Jetzt konnte ich gehen.
Trotzdem blieb ich.«In drei Tagen kommt Elias zurück», sagte ich mir,«und dann werde ich Johannes verlassen. Außerdem bringt Elias Zigaretten mit und erspart es mir, in den Dörfern danach zu fragen oder die Soldaten, denen ich begegne, darum zu bitten. So hinterlasse ich viel weniger Verdachtsmomente auf meinem Weg.»Dies überlegte ich, doch was mich in Wahrheit zurückhielt, war Johannes’ Blick, als ich mich umwandte, um ihn zum letzten Mal zu grüßen, nachdem ich durch die Tür gegangen war.

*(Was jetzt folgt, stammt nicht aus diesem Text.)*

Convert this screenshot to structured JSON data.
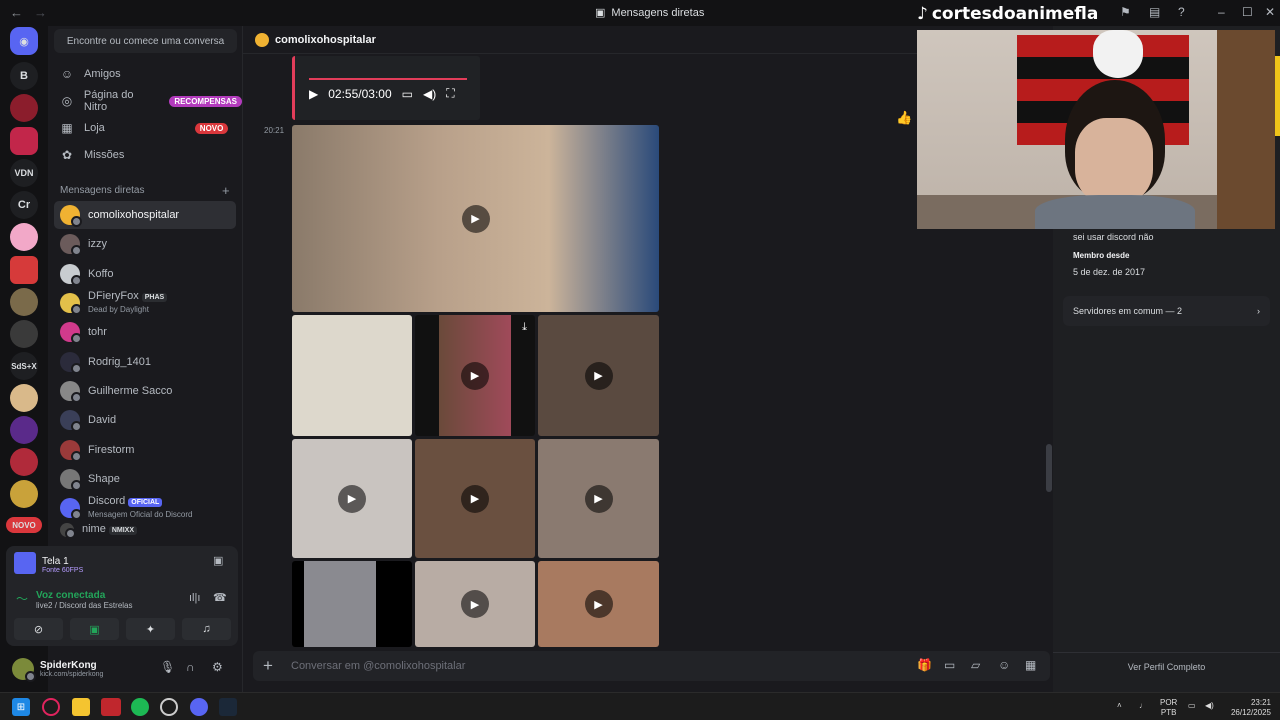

Es war ein Blick, der mich schon einmal getroffen hatte, und im selben Moment wusste ich (ich hatte die Frage nie gründlich untersucht), dass Johannes Mariams Vater war. Ich hatte mich nie gefragt, was Johannes für Mariam gewesen war, und jetzt wusste ich es. Immer hatte ich den Gedanken von mir gewiesen, dass Elias Johannes’ Sohn sei, aber jetzt war alles klar. Sein Aussehen hatte mich getäuscht. Doch bei diesem wütenden Kampf am Tag zuvor hatte ich gespürt, dass es nur eine Vermutung von mir gewesen war, Johannes sei alt. Ich hatte sein Alter festgelegt, als ich ihn seine Toten begraben sah. Damals war er uralt.
Ich blieb, und Johannes wurde in drei Tagen gesund, und man kann sagen, dass wir in diesen drei Tagen Freunde wurden, oder zumindest gab ich mich dieser Illusion hin.
10
Am Morgen des vierten Tages, nachdem Elias gegangen war, stand ich am Rand der Lichtung und wartete darauf, unten zwischen den Ästen des Gehölzes das Kind auftauchen zu sehen; da rief mich Johannes. Er war noch sehr schwach; höflich zeigte er mir den leeren Blechkanister: Er wollte mir damit zu verstehen geben, dass ich gehen solle, um ihn zu füllen, und ich ging. Ich war sehr erregt an jenem Morgen, weil ich auf Elias wartete. Ich machte mir Vorwürfe, dass ich die Zeit seines Kommens nicht genau mit ihm vereinbart hatte; so würde ich nun den Tag damit verbringen, auf ihn zu warten, und ich konnte mich nicht auf sein Zeitgefühl verlassen. Vier oder fünf Tage, das war für Elias dasselbe. Ja, sogar vier Tage oder vier Monate. Er besaß zwar eine Uhr, aber nur aus Eitelkeit und damit seine jungen Freunde ihr Ticktack hören sollten. Er würde wer weiß wann kommen, fröhlich und ohne im Geringsten zu vermuten, dass er sich verspätet haben könnte. Und er würde ein zerknittertes Päckchen mitbringen, oder vielleicht zwei Zigaretten, oder auch nur eine, hinters Ohr geklemmt. Ich ärgerte mich immer mehr, dass ich nichts fest vereinbart hatte, sondern seine Laune entscheiden ließ. Nachdem ich am Ufer den Blechkanister gefüllt
hatte, zog ich mich aus und stieg ins Wasser, um mich zu beruhigen.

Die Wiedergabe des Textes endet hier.